It’s a sign all right. A sign we might die. A sign the lab doesn’t want her to go. Anything’s a sign if you read into it but I really don’t like this one.
I’m just glad that Torres has my Tori. She was here this morning and we categorized the victims' effects together. Thankfully my little helper knows to be professional and I knew to wait for Kasie before opening a container filled with mystery. This could have been so much worse.
“At Least I’m not going to lose my daughter today”, I think, trying to find some sort of positive in this scenario.
I can’t think that today is the day that another Potter becomes an orphan. I just hope they can keep Tori distracted and away from the lab. I trust McGee and Torres to take care of her but I can’t help but worry about her. Maybe this is nothing but I have a feeling deep in my gut that this is going to be a really bad day.
Tori and Torres come to visit and as much as I don’t want her to worry, it is a relief to know she’s okay. We begin telling her about the lockdown and the system. It’s just automatic! It’s nothing, right?
“At Least we know the system works,” says Kasie
“Yeah, maybe a little too well. I mean, as you can see, sweetheart, we are both fine.,” I told Tori. Of course spoke too soon or Did I jinx us as the Muggles say?
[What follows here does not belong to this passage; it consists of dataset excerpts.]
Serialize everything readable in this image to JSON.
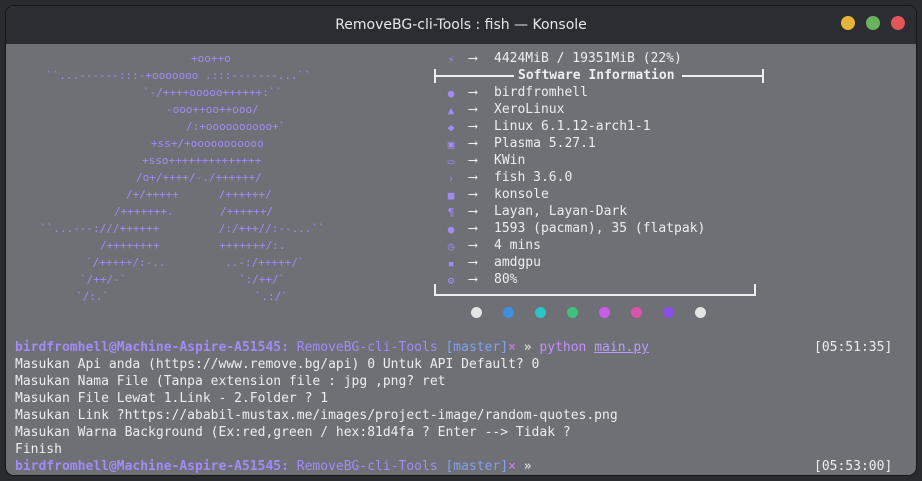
{
  "window": {
    "title": "RemoveBG-cli-Tools : fish — Konsole"
  },
  "neofetch": {
    "art_lines": [
      "+oo++o",
      "``...------:::-+ooooooo .:::-------...``",
      "`-/++++ooooo++++++:``",
      "-ooo++oo++ooo/",
      "/:+oooooooooo+`",
      "+ss+/+ooooooooooo",
      "+sso++++++++++++++",
      "/o+/++++/-./++++++/",
      "/+/+++++      /++++++/",
      "/+++++++.       /++++++/",
      "``...---:///++++++         /:/+++//:--...``",
      "/++++++++         +++++++/:.",
      "`/+++++/:-..         ..-:/+++++/`",
      "`/++/-`                 `:/++/`",
      "`/:.`                      `.:/`"
    ],
    "memory_row": {
      "icon": "memory-icon",
      "value": "4424MiB / 19351MiB (22%)"
    },
    "section_title": "Software Information",
    "rows": [
      {
        "icon": "user-icon",
        "value": "birdfromhell"
      },
      {
        "icon": "distro-icon",
        "value": "XeroLinux"
      },
      {
        "icon": "kernel-icon",
        "value": "Linux 6.1.12-arch1-1"
      },
      {
        "icon": "desktop-icon",
        "value": "Plasma 5.27.1"
      },
      {
        "icon": "window-manager-icon",
        "value": "KWin"
      },
      {
        "icon": "shell-icon",
        "value": "fish 3.6.0"
      },
      {
        "icon": "terminal-icon",
        "value": "konsole"
      },
      {
        "icon": "theme-icon",
        "value": "Layan, Layan-Dark"
      },
      {
        "icon": "package-icon",
        "value": "1593 (pacman), 35 (flatpak)"
      },
      {
        "icon": "uptime-icon",
        "value": "4 mins"
      },
      {
        "icon": "gpu-icon",
        "value": "amdgpu"
      },
      {
        "icon": "battery-icon",
        "value": "80%"
      }
    ],
    "arrow": "⟶",
    "palette": [
      "#e4e4e4",
      "#3d8fe0",
      "#2bc4c4",
      "#3ec47a",
      "#c95ce8",
      "#d955a9",
      "#8a4ee6",
      "#e4e4e4"
    ]
  },
  "session": {
    "prompt1": {
      "user": "birdfromhell@Machine-Aspire-A51545:",
      "dir": "RemoveBG-cli-Tools",
      "branch": "[master]",
      "dirty": "×",
      "sep": "»",
      "cmd": "python",
      "arg": "main.py",
      "time": "[05:51:35]"
    },
    "output": [
      "Masukan Api anda (https://www.remove.bg/api) 0 Untuk API Default? 0",
      "Masukan Nama File (Tanpa extension file : jpg ,png? ret",
      "Masukan File Lewat 1.Link - 2.Folder ? 1",
      "Masukan Link ?https://ababil-mustax.me/images/project-image/random-quotes.png",
      "Masukan Warna Background (Ex:red,green / hex:81d4fa ? Enter --> Tidak ?",
      "Finish"
    ],
    "prompt2": {
      "user": "birdfromhell@Machine-Aspire-A51545:",
      "dir": "RemoveBG-cli-Tools",
      "branch": "[master]",
      "dirty": "×",
      "sep": "»",
      "time": "[05:53:00]"
    }
  }
}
“And what mess have we gotten ourselves into this time, Jimmy?” Asks Carol, our friend from the CDC, as she walks in. I'm a bit amazed they were able to get someone of her caliber so quickly.
“Hey carol! You guys went straight to the top!”
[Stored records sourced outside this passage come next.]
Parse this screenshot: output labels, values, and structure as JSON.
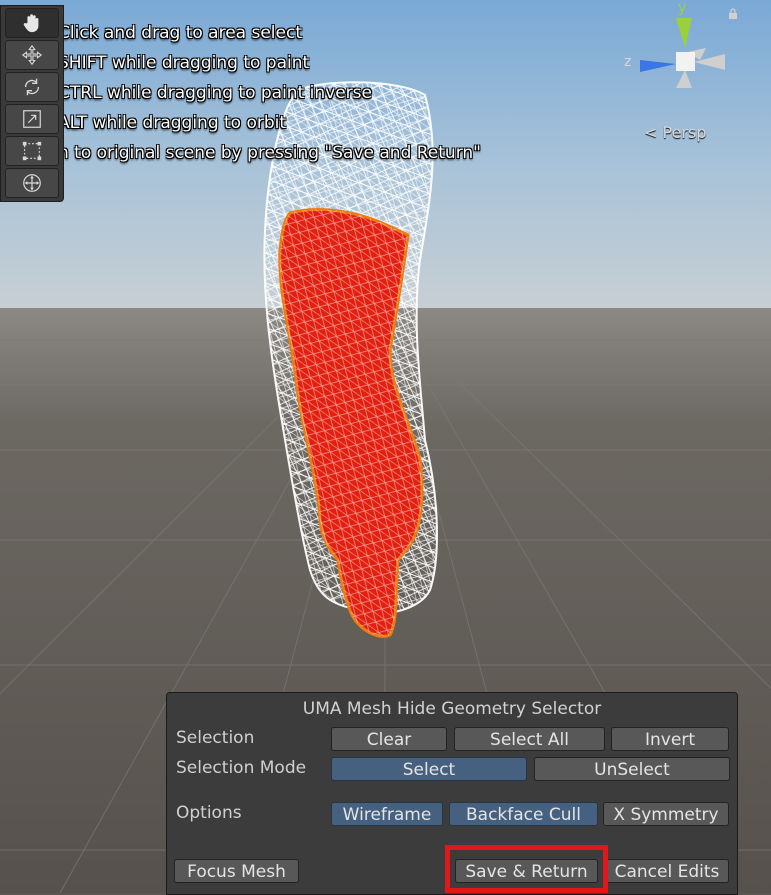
{
  "overlay": {
    "hints": [
      "Click and drag to area select",
      "SHIFT while dragging to paint",
      "CTRL while dragging to paint inverse",
      "ALT while dragging to orbit",
      "n to original scene by pressing \"Save and Return\""
    ]
  },
  "tools": [
    {
      "name": "hand-tool",
      "icon": "hand-icon"
    },
    {
      "name": "move-tool",
      "icon": "move-icon"
    },
    {
      "name": "rotate-tool",
      "icon": "rotate-icon"
    },
    {
      "name": "scale-tool",
      "icon": "scale-icon"
    },
    {
      "name": "rect-tool",
      "icon": "rect-icon"
    },
    {
      "name": "transform-tool",
      "icon": "transform-icon"
    }
  ],
  "gizmo": {
    "y_label": "y",
    "z_label": "z",
    "view_label": "< Persp",
    "colors": {
      "y": "#9ad13b",
      "z": "#3a76e6",
      "neutral": "#cfcfcf"
    }
  },
  "panel": {
    "title": "UMA Mesh Hide Geometry Selector",
    "selection_label": "Selection",
    "clear": "Clear",
    "select_all": "Select All",
    "invert": "Invert",
    "mode_label": "Selection Mode",
    "select": "Select",
    "unselect": "UnSelect",
    "options_label": "Options",
    "wireframe": "Wireframe",
    "backface_cull": "Backface Cull",
    "x_symmetry": "X Symmetry",
    "focus_mesh": "Focus Mesh",
    "save_return": "Save & Return",
    "cancel_edits": "Cancel Edits"
  },
  "colors": {
    "selection_fill": "#e3200f",
    "selection_outline": "#f07a12",
    "toggle_on": "#46607f",
    "highlight": "#e0181e"
  }
}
“Only the best for you and Kasie,” replies McGee
And Torres right? I’ve heard good things,” says Carol
“Yes, and it’s all true. And you are?” Asks Torres
“Nick, do you seriously not know Dr. Carol Wilson? And Jimmy, why did you never tell me you knew her?”
“In my defense, you never told me you knew her either,” I tell Kasie as she begins to fangirl. But in all her rambling I learn that Kasie did her college dissertation on some of Carol’s research. I don't miss the fangirls that came with being The Harry Potter, they always made me uncomfortable. But Carol just brushes it off and naturally continues the conversation.
“And who are you?” Carol asks Tori
“Im Victoria, its nice to meet you,” she says
“Oh come on, Jimmy, are you serious? You mean to tell me that this beautiful young lady is your little baby Victoria? I swear between her and McGees twins time is just flying by!” says Carol
“Speaking of time, Carol,” prompts McGee.
Nice segue McGee,” says Carol before beginning to explain “ so here's the deal. Until we have more information, the Protocol states you sit tight in there.”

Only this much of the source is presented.